Tina Maristela-Ocampo: Art in a Bag

Close Up

May 13, 2015 | BY Philippine Tatler

Celebrated bag and furniture designer Tina Maristela-Ocampo talks about her collaboration with photographer Jay Yao, design team B + C, and Nutri-Asia.

You usually find them on most dining tables in the Philippines. The sawsawan—vinegar, soy sauce, banana ketchup, lechon sauce—are some of the most popular condiments of Filipinos. No matter where Filipinos go in the world, you can find at least one of these condiments in their kitchen. These simple sauces do bring a feeling of nostalgia for the Philippines, a feeling the project “Memory Stains” celebrates. As its essence statement says: “The project expresses how ubiquitous Filipino condiments seep into the nebulous spaces of memory, inducing emotion, reinforcing nostalgia—recalling the indelible marks of identity.” In a clever and novel collaboration among photographer, design and visual artists, the iconic Filipino condiments become inspiration as well as the central element in art compositions using luxury carry-all bags as unconventional canvas. Philippine Tatler talks to Tina Maristela-Ocampo of Celestina bags about it.

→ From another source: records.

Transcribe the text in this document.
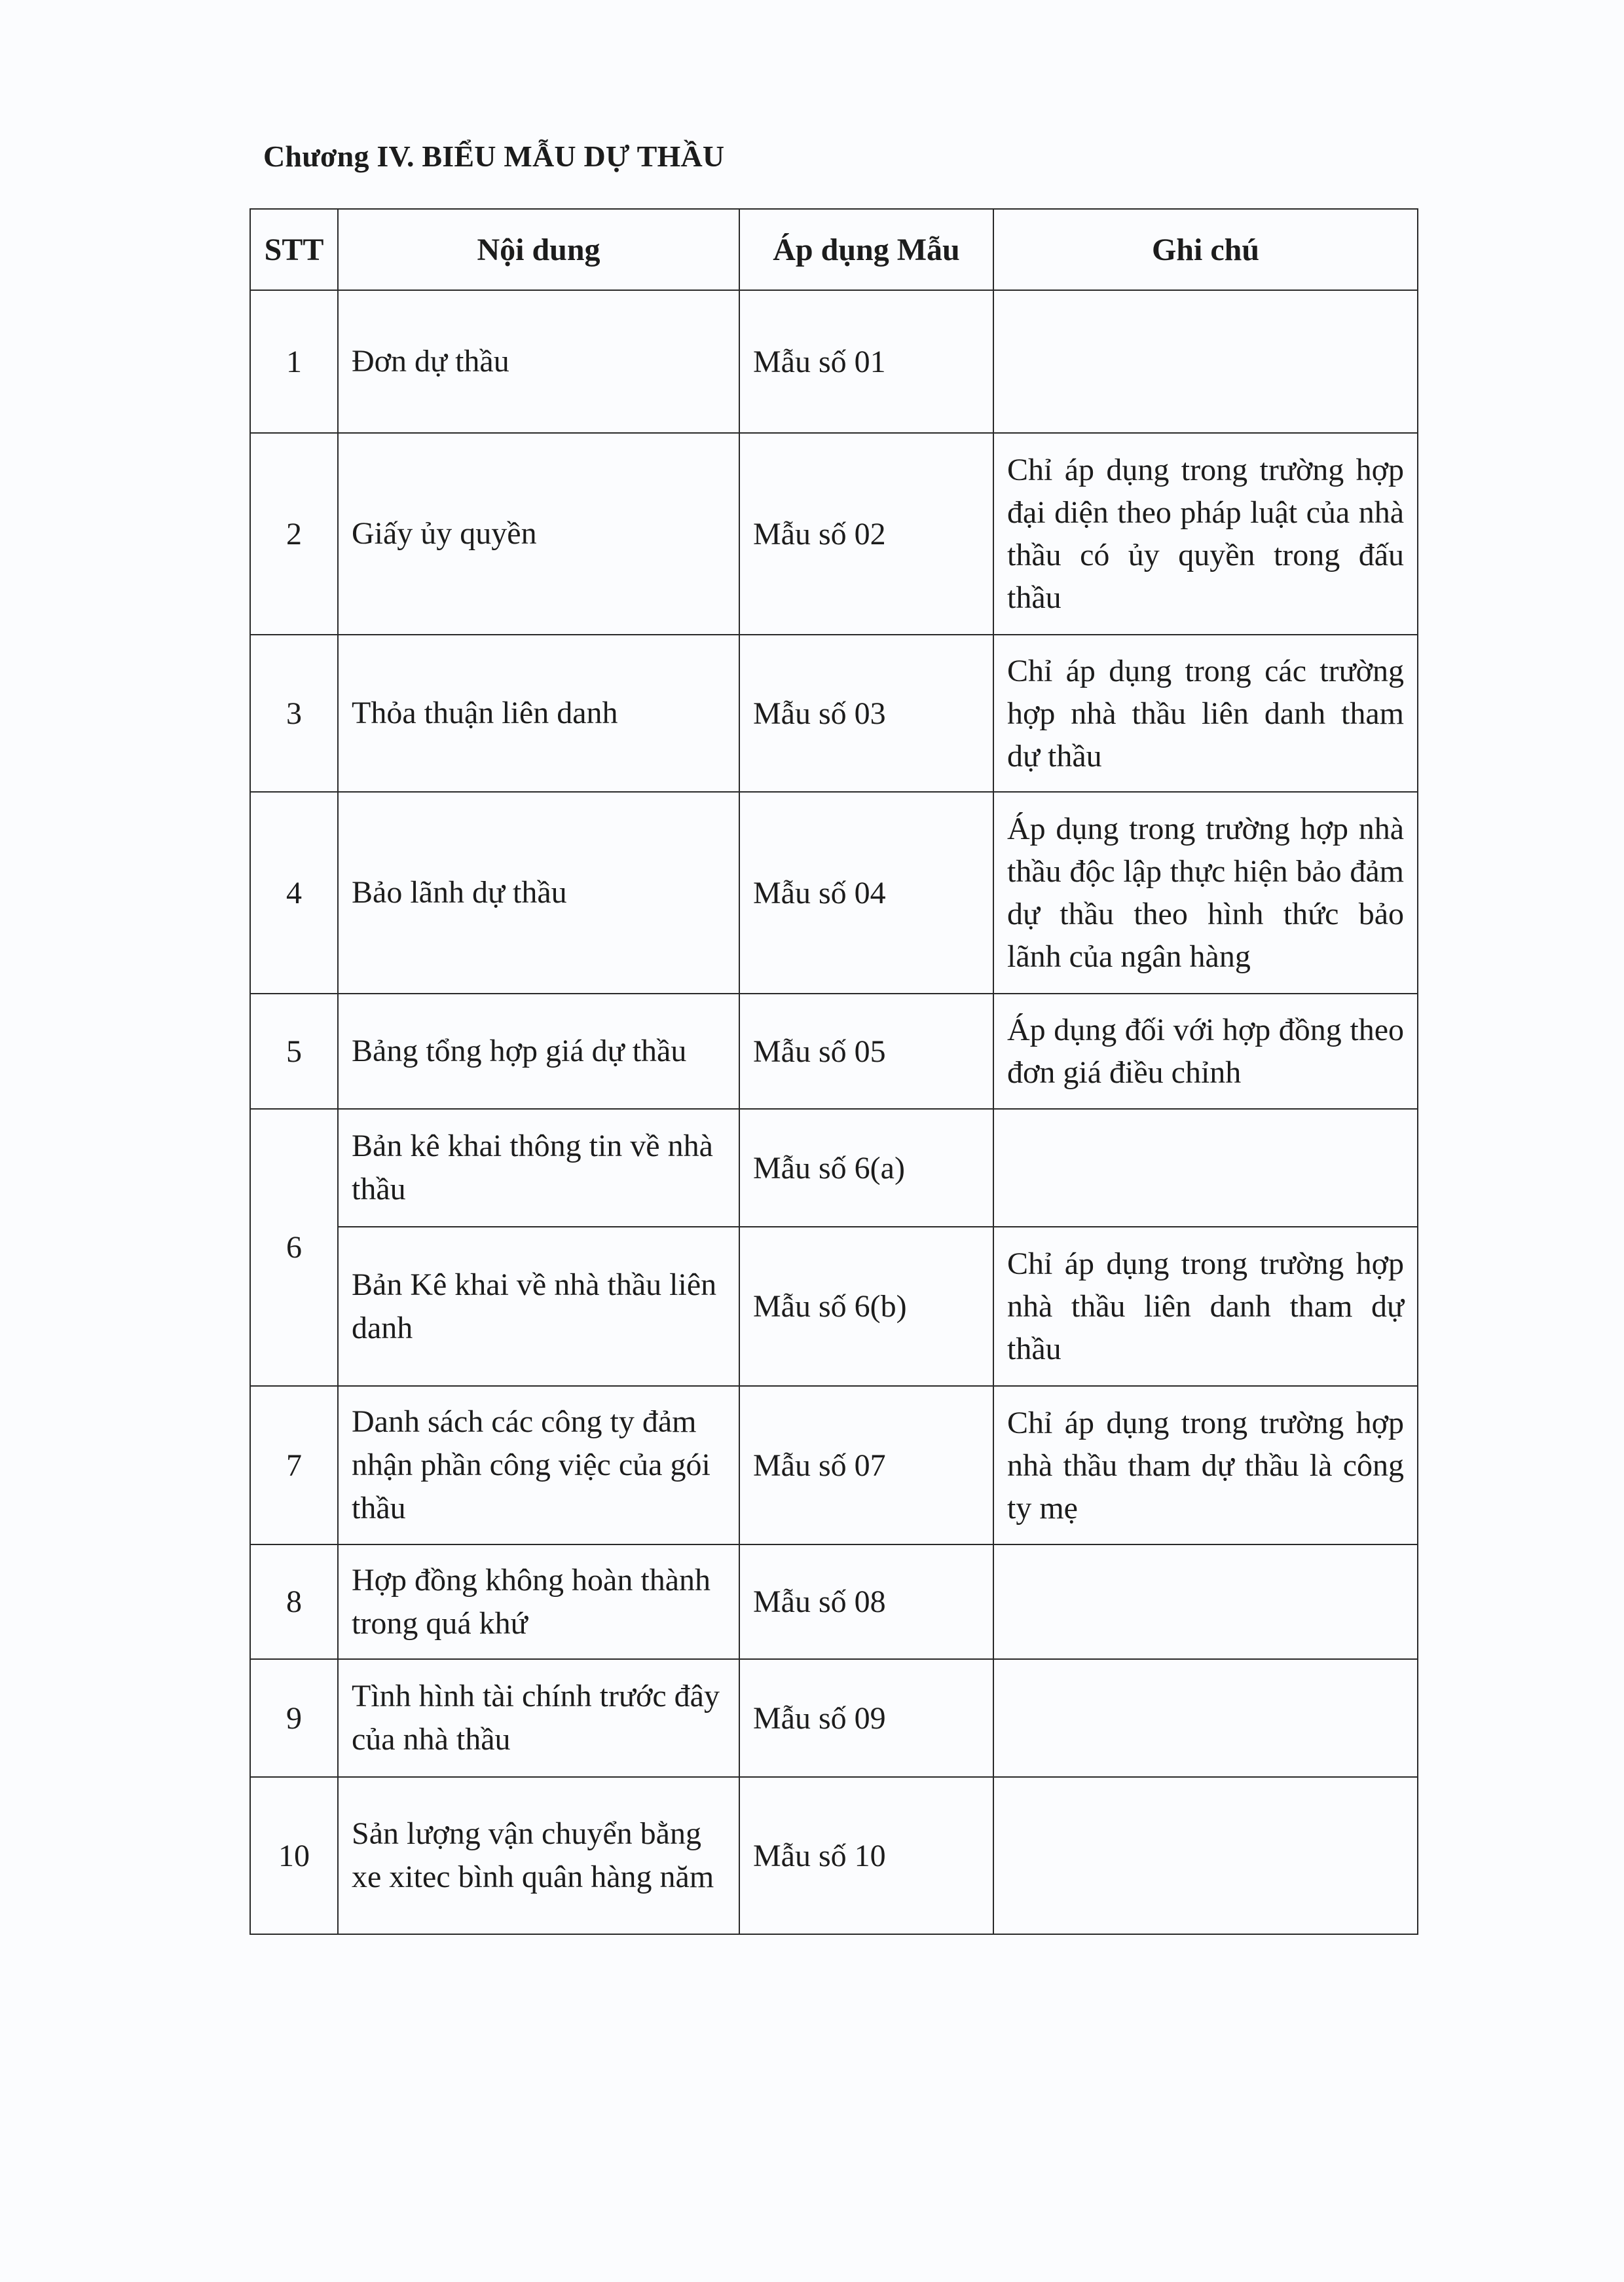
Chương IV. BIỂU MẪU DỰ THẦU
STT	Nội dung	Áp dụng Mẫu	Ghi chú
1	Đơn dự thầu	Mẫu số 01	
2	Giấy ủy quyền	Mẫu số 02	Chỉ áp dụng trong trường hợp đại diện theo pháp luật của nhà thầu có ủy quyền trong đấu thầu
3	Thỏa thuận liên danh	Mẫu số 03	Chỉ áp dụng trong các trường hợp nhà thầu liên danh tham dự thầu
4	Bảo lãnh dự thầu	Mẫu số 04	Áp dụng trong trường hợp nhà thầu độc lập thực hiện bảo đảm dự thầu theo hình thức bảo lãnh của ngân hàng
5	Bảng tổng hợp giá dự thầu	Mẫu số 05	Áp dụng đối với hợp đồng theo đơn giá điều chỉnh
6	Bản kê khai thông tin về nhà thầu	Mẫu số 6(a)	
	Bản Kê khai về nhà thầu liên danh	Mẫu số 6(b)	Chỉ áp dụng trong trường hợp nhà thầu liên danh tham dự thầu
7	Danh sách các công ty đảm nhận phần công việc của gói thầu	Mẫu số 07	Chỉ áp dụng trong trường hợp nhà thầu tham dự thầu là công ty mẹ
8	Hợp đồng không hoàn thành trong quá khứ	Mẫu số 08	
9	Tình hình tài chính trước đây của nhà thầu	Mẫu số 09	
10	Sản lượng vận chuyển bằng xe xitec bình quân hàng năm	Mẫu số 10	
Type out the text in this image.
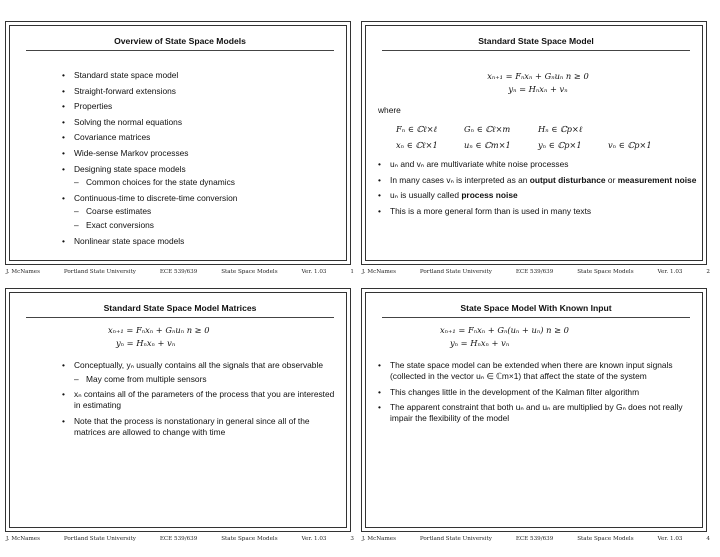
Overview of State Space Models
• Standard state space model
• Straight-forward extensions
• Properties
• Solving the normal equations
• Covariance matrices
• Wide-sense Markov processes
• Designing state space models
– Common choices for the state dynamics
• Continuous-time to discrete-time conversion
– Coarse estimates
– Exact conversions
• Nonlinear state space models
J. McNames	Portland State University	ECE 539/639	State Space Models	Ver. 1.03	1
Standard State Space Model
xₙ₊₁ = Fₙxₙ + Gₙuₙ n ≥ 0
yₙ = Hₙxₙ + vₙ
where
Fₙ ∈ ℂℓ×ℓ	Gₙ ∈ ℂℓ×m	Hₙ ∈ ℂp×ℓ
xₙ ∈ ℂℓ×1	uₙ ∈ ℂm×1	yₙ ∈ ℂp×1	vₙ ∈ ℂp×1
• uₙ and vₙ are multivariate white noise processes
• In many cases vₙ is interpreted as an output disturbance or measurement noise
• uₙ is usually called process noise
• This is a more general form than is used in many texts
J. McNames	Portland State University	ECE 539/639	State Space Models	Ver. 1.03	2
Standard State Space Model Matrices
xₙ₊₁ = Fₙxₙ + Gₙuₙ n ≥ 0
yₙ = Hₙxₙ + vₙ
• Conceptually, yₙ usually contains all the signals that are observable
– May come from multiple sensors
• xₙ contains all of the parameters of the process that you are interested in estimating
• Note that the process is nonstationary in general since all of the matrices are allowed to change with time
J. McNames	Portland State University	ECE 539/639	State Space Models	Ver. 1.03	3
State Space Model With Known Input
xₙ₊₁ = Fₙxₙ + Gₙ(uₙ + uₙ) n ≥ 0
yₙ = Hₙxₙ + vₙ
• The state space model can be extended when there are known input signals (collected in the vector uₙ ∈ ℂm×1) that affect the state of the system
• This changes little in the development of the Kalman filter algorithm
• The apparent constraint that both uₙ and uₙ are multiplied by Gₙ does not really impair the flexibility of the model
J. McNames	Portland State University	ECE 539/639	State Space Models	Ver. 1.03	4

What is the concept behind the project?

The concept is basically to put iconic condiments like Datu Puti vinegar, Silver Swan soy sauce, UFC ketchup, and Mang Tomas lechon sauce into an art form. Normally, you’d put these products in a shopping bag. Since I have a Filipino brand, I took our iconic bag, the bayong, as our avenue to showcase all of these products. I used alligator skin, since my brand, Celestina, is all about alligator bags. Photographer Jay Yao took some images from a plane window, of skyscapes and topographies. The iconic condiments were painted on the prints, and the design team B + C manually manipulated and put all the elements together. It was a collaborative effort. The end product is very Pinoy.

The UFC ketchup inspired bag 

How many kinds of bags are there?

There are four, each bag representing one condiment. The white bag is for vinegar, black for soy sauce, red for ketchup, and the brown for lechon sauce. I also created a little tag for each bag, for people to be able to associate which condiment was used.

What reaction did you get when you exhibited during the recent Art In The Park fair?

We produced a very limited number of bags and during the fair it was all sold out. I think what they really loved about it was that they were in an environment which was all about art. This is not just a piece of Celestina, it is really a beautiful work of art, so I think they were eager to buy one for themselves.